Le aspirazioni del rampollo della famiglia “Bella bella” si coagularono, trovarono un senso, la mattina del 28 luglio del 2004 con l’agguato portato a termine in via Roberta Lanzino. Il copione di ciò che avvenne quel giorno, poco dopo le 8.30, lo hanno scritto nel corso del tempo i vari pentiti. E nei giorni scorsi il capo della Procura antimafia di Catanzaro Nicola Gratteri, il pubblico ministero antimafia Camillo Falvo e il capo della Dia Antonio Di Turi, hanno tracciato il seguito di quella storia nelle pagine di un’ordinanza che ha portato alla notifica di sei misure cautelari nei confronti dei fratelli Daniele e Carlo Lamanna, Adolfo Foggetti, Mario Attanasio, Giovanni Abruzzese e Umile Miceli. I quali, secondo quanto hanno avuto modo di verificare gli investigatori, avrebbero supportato, con ruoli diversi, la missione di Michele Bruni. Missione che portò all’uccisione di Francesco Marincolo e al ferimento, incidentale, di Adriano Moretti.

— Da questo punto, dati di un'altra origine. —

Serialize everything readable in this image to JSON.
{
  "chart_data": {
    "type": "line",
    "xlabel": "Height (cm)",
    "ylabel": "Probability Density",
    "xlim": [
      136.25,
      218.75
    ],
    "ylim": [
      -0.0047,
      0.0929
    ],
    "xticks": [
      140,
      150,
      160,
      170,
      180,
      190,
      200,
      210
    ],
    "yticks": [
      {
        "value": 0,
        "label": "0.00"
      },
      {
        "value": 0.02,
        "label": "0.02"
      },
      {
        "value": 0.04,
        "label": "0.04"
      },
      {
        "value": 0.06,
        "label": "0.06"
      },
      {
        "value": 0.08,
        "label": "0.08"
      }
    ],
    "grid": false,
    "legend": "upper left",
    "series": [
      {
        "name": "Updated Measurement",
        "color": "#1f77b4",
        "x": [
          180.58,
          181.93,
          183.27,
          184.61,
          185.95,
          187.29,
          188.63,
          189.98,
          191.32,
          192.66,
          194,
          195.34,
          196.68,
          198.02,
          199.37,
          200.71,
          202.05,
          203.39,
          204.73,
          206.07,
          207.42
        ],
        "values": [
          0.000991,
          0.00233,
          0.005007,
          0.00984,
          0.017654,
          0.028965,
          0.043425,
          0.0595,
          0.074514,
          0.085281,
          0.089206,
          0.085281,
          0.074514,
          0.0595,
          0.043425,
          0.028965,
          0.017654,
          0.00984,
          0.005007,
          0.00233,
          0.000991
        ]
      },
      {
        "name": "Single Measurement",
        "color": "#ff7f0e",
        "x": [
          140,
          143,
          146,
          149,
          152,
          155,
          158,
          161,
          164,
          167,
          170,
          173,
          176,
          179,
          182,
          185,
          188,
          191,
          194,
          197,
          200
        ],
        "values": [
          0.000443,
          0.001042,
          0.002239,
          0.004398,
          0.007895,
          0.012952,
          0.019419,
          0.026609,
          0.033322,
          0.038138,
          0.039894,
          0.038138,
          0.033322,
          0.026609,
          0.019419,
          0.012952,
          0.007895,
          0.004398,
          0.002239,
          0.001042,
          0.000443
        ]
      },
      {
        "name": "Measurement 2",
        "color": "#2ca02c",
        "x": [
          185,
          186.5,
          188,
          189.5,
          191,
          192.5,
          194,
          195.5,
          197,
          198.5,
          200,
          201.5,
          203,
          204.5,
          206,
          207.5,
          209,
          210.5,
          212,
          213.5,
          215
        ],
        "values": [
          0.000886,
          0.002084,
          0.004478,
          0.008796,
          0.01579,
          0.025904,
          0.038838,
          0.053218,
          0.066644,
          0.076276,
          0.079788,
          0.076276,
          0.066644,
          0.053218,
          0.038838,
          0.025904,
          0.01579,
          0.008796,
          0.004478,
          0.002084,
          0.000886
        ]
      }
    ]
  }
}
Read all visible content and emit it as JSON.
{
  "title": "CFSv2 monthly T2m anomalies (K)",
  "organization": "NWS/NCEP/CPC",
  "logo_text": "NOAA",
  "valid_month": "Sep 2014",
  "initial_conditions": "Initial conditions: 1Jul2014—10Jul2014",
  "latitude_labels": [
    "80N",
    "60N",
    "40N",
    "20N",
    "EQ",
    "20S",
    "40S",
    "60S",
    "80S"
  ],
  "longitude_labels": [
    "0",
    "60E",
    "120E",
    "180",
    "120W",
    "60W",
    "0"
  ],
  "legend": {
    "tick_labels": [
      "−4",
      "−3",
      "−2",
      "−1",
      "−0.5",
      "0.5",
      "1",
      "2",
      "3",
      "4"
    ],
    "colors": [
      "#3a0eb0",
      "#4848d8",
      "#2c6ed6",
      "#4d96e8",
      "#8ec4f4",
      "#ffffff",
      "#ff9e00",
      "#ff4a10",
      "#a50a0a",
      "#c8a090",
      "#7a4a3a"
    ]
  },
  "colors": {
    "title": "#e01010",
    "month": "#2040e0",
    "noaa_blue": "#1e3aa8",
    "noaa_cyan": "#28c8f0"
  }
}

Il piano era stato studiato nei minimi dettagli. Però quella mattina alcune cose non andarono per il verso giusto. Il ferimento di Adriano Moretti, per esempio. Quella fu una sbavatura nel quadro che Michele Bruni dipinse con dieci proiettili d’una Beretta calibro 9. Il ferimento del cognato di Gianfranco Ruà (elemento di spicco dei clan cosentini), che occupava il posto del passeggero sulla Fiat Cinquecento guidata da “Marincolo-Franc’u biondo”, fu un incidente per il quale “Bella bella junior” dovette chiedere scusa. Il passaggio davanti al tribunale fu un altro errore, poi. In quanto – secondo quel che racconta il pentito Daniele Lamanna – nei pressi del palazzo di giustizia i due fuggitivi incrociarono l’auto del pubblico ministero antimafia Eugenio Facciolla. E per tanto tempo Michele Bruni – racconta il collaboratore di giustizia – visse col cruccio d’essere stato riconosciuto, nonostante il casco integrale, dal magistrato. In ogni caso, le indagini su quell’omicidio – che segnò la fine della faida tra i clan e la firma d’un trattato di pace per spartirsi il territorio – si focalizzarono sin dall’inizio proprio su Michele Bruni. La vendetta per la morte del padre era una firma indelebile.